Austrian writer-director Andreas Gruber puts us in the middle of the Berger family’s conflict immediately, a device that works because we witness most of the events through the eyes of the young daughter, Johanna (Nike Seitz), who most likely also finds this new drama also hard to understand.

Close to the beginning of Hannah’s Sleeping Dogs, set in “North Austria, 1967”, a street construction crew finds a bomb beneath pavement. When the bomb squad and police arrive, they call for the families nearby – one of which is the Bergers – to step outside of their houses. I don’t know if this was common practice in Austria, however it serves as the right kind of metaphor for the family: No matter how long ago an action took place, its consequence could come at any time, and it could be very public.

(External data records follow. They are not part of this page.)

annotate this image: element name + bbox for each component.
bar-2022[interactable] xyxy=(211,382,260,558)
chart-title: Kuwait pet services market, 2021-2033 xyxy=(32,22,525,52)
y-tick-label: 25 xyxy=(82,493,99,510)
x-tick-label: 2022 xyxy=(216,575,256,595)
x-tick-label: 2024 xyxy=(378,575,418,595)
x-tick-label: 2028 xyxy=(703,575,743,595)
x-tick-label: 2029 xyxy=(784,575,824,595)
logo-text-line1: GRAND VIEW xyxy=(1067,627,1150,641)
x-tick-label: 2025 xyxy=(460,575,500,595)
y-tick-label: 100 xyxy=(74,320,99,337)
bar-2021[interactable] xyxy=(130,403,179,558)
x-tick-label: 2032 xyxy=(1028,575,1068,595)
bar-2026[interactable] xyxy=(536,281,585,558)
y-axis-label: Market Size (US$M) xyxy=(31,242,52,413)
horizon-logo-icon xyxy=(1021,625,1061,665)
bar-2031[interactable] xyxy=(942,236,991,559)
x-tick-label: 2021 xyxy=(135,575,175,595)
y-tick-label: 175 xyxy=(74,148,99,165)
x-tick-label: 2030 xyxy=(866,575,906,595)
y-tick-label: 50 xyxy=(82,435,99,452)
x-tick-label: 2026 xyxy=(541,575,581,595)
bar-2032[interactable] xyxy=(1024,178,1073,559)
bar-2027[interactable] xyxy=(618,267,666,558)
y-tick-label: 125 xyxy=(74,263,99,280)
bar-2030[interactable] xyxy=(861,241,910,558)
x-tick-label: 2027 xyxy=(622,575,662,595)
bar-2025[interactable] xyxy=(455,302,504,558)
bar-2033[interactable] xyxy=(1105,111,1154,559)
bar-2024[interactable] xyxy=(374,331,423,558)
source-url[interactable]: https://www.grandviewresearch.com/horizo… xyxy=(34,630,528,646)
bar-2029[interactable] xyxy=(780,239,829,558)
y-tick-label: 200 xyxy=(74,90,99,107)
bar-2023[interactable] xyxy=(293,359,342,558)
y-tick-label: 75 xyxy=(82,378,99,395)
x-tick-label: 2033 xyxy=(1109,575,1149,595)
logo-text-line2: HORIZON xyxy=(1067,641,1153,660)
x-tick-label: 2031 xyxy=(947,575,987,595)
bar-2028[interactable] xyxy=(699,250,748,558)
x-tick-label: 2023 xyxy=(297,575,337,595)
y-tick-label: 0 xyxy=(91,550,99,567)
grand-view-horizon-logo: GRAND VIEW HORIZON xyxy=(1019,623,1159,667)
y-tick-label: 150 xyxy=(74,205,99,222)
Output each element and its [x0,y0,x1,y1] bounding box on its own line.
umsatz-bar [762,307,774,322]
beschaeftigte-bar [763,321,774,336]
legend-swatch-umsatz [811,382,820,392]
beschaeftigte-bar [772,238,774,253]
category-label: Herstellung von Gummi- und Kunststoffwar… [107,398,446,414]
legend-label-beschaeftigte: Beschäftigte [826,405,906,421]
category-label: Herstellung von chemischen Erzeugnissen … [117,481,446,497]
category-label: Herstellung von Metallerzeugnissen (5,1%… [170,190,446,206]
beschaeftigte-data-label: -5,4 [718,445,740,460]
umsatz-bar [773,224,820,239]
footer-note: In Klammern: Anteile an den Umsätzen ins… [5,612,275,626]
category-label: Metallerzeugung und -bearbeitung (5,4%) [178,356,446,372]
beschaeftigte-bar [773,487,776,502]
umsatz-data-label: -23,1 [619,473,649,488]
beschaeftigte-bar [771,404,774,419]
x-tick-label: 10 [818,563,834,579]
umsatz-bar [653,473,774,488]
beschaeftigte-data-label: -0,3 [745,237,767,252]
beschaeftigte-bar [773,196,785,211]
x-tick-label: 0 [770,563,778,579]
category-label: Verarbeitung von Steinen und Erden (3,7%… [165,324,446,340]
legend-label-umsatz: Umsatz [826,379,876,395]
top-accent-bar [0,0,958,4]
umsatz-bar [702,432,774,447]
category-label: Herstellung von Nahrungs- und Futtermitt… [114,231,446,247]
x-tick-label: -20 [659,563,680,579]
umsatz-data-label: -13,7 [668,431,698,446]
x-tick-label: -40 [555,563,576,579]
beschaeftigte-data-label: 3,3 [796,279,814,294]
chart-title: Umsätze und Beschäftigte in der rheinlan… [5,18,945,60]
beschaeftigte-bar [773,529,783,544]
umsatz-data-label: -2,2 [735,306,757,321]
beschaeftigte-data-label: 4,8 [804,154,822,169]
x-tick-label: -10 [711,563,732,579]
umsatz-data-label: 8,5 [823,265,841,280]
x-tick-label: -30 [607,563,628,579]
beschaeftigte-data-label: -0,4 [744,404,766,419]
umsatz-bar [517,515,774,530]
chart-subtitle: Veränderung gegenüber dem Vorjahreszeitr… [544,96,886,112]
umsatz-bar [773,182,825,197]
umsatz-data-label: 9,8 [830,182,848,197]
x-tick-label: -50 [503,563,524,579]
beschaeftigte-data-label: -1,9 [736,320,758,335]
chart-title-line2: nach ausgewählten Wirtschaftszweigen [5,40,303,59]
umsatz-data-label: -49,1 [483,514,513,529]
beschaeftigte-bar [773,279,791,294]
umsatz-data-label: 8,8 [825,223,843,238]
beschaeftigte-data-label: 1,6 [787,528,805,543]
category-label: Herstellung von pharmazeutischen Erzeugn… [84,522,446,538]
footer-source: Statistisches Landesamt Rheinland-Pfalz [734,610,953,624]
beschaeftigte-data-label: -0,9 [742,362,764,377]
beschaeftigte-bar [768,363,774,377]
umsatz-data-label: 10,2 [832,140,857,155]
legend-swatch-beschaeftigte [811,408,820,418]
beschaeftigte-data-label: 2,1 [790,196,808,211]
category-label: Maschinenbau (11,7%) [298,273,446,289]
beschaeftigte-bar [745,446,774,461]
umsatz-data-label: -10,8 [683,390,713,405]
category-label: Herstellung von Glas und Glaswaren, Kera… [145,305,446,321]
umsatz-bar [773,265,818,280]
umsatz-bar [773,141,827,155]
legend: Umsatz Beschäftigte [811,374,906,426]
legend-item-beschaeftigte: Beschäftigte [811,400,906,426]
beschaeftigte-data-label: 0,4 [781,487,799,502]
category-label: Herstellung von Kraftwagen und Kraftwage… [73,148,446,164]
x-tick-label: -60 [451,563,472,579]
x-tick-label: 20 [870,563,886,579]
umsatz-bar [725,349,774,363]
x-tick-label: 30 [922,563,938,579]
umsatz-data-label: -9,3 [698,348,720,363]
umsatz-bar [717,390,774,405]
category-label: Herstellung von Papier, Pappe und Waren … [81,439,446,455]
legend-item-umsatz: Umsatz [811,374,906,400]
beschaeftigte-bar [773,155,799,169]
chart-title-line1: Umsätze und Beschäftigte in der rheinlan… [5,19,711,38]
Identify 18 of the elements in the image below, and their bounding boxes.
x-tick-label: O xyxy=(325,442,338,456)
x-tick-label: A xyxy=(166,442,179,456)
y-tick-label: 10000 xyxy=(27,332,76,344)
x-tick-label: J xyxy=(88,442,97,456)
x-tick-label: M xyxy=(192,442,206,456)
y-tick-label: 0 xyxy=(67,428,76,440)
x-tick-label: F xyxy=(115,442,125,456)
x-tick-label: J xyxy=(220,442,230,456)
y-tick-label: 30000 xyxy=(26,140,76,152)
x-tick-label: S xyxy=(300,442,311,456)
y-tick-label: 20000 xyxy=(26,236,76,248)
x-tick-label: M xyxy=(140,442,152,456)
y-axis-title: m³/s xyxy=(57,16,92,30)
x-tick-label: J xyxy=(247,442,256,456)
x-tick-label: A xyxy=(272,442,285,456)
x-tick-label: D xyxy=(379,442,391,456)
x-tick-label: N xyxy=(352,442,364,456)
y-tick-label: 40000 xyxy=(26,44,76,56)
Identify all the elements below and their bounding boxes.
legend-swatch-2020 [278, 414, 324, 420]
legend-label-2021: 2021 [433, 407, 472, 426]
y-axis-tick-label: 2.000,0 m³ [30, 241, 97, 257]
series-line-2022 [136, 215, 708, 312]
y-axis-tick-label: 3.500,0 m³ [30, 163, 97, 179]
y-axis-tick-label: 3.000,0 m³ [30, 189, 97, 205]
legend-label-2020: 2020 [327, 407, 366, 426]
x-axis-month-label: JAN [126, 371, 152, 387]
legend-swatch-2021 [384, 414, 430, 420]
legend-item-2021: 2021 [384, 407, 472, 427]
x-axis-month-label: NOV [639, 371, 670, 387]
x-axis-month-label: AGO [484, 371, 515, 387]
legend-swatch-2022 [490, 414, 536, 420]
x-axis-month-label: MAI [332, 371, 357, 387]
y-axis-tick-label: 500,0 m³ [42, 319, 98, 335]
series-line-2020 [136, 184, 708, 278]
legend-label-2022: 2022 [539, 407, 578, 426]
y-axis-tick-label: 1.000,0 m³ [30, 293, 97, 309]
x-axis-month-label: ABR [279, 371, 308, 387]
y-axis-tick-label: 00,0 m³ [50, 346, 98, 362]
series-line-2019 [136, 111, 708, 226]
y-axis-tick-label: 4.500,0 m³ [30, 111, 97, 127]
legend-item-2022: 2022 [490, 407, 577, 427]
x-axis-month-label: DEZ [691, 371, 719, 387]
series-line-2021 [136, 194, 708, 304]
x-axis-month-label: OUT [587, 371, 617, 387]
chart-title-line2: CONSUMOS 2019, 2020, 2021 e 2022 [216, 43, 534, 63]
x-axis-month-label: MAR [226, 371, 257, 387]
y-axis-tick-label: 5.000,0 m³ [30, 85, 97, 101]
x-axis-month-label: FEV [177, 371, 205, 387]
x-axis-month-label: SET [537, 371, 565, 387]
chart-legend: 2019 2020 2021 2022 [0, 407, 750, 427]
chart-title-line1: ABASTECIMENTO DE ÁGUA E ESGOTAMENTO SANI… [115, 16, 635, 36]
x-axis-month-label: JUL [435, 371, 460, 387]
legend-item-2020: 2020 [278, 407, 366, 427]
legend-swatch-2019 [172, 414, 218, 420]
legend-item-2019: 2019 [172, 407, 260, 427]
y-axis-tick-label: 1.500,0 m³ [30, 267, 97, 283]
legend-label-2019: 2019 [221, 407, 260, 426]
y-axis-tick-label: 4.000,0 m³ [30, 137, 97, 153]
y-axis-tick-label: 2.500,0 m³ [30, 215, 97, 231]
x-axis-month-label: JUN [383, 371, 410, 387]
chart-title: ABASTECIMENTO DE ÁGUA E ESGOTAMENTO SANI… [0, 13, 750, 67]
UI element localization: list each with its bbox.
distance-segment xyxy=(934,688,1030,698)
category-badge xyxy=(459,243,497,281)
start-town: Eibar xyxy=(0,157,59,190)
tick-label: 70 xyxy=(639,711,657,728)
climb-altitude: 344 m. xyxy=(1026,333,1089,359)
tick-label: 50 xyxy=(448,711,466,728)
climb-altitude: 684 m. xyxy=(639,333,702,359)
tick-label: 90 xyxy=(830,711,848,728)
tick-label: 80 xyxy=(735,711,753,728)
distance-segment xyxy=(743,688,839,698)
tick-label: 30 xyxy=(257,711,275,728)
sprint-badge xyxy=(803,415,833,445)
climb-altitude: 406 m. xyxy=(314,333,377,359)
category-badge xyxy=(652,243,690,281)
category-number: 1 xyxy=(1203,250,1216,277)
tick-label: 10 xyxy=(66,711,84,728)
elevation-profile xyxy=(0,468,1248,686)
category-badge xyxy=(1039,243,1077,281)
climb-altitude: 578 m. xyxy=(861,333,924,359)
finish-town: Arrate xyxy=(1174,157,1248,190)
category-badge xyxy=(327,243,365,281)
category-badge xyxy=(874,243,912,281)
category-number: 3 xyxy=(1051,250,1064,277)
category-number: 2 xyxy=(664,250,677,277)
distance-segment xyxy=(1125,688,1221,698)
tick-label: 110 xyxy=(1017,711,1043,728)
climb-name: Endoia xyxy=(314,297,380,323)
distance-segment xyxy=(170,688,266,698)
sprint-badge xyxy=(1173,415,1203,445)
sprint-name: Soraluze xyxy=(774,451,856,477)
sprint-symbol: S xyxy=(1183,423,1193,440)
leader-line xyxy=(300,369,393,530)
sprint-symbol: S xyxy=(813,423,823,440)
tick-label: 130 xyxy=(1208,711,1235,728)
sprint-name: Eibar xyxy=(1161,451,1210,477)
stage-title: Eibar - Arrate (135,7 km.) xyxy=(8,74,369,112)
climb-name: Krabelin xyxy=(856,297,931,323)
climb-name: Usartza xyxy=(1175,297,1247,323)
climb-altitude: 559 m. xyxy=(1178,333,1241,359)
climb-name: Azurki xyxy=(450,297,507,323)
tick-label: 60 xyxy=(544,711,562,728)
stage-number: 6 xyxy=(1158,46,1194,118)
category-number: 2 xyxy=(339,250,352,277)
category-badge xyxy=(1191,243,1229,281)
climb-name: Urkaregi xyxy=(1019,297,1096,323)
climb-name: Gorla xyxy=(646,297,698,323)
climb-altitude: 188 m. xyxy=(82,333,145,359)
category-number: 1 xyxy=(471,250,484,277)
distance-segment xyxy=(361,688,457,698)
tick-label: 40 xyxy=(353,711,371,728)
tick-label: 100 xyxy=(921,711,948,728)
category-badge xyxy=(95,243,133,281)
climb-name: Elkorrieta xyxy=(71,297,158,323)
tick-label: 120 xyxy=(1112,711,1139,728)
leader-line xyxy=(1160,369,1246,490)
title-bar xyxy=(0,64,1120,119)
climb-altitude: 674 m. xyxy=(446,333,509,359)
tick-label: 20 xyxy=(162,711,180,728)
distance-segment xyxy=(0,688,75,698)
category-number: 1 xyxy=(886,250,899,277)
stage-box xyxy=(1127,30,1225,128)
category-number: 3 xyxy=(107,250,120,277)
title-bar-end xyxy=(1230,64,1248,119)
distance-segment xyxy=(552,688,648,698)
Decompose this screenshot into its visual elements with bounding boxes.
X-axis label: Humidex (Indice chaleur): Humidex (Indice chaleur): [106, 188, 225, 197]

Almost immediately after this, Johanna fumbles her way into jeopardy through seemingly harmless avenues – by visiting neighbours as she delivers papers, by walking in on her mother in the bathroom, by writing, recording, and sending away a song with her brother to a national competition. Johanna’s mother, Katharina (Franziska Weisz) wishes to keep the family under the radar, and yet she knows by staying where they are she puts her family at risk. Dangerous figures live in and around their building, and every day they draw closer. This, coupled with Johanna’s carelessness and lack of awareness about her family’s past mixes to create a low sense of dread that simmers throughout almost every scene, even if sometimes lines here or are there are a little on the nose about just that.

Now, considering how careful Katharina, Johanna’s father Franz (Rainer Egger), and the Berger matriarch are about keeping the family history a secret, they do a poor job keeping track of their kids, and this puts Johanna’s safety to the test, a test they fail.

An old drunk who lives in the complex grabs Johanna when she’s alone and takes her to his apartment, where he says he knows all her grandmother’s secrets and wonders, “Will you be the sacrifice for your family?” It’s enough to make you sick, and what’s worse is, as he smells her and touches her, it’s clear she doesn’t understand both the gravity of whatever her grandmother’s done, and what might be about to happen.

Where Gruber succeeds most is in the way he draws this fictional family. They aren’t merely sketches, and neither is the town in which they live and work. Even the characters on the periphery carry traits that make them feel like when they disappear from screen they escape to their own lives; he even pulls off the way Johanna reacts to both her trauma and to learning her family’s history; however, Gruber is not diligent enough in his acting direction, dialogue, or in his eye for production design and continuity. There are mistakes throughout that constantly undermine his attempt to make this redemption story a whole success.

In the end, Hannah’s Sleeping Dogs lives in a specific, unfulfilling limbo designated for stories that deserve better and films that don’t.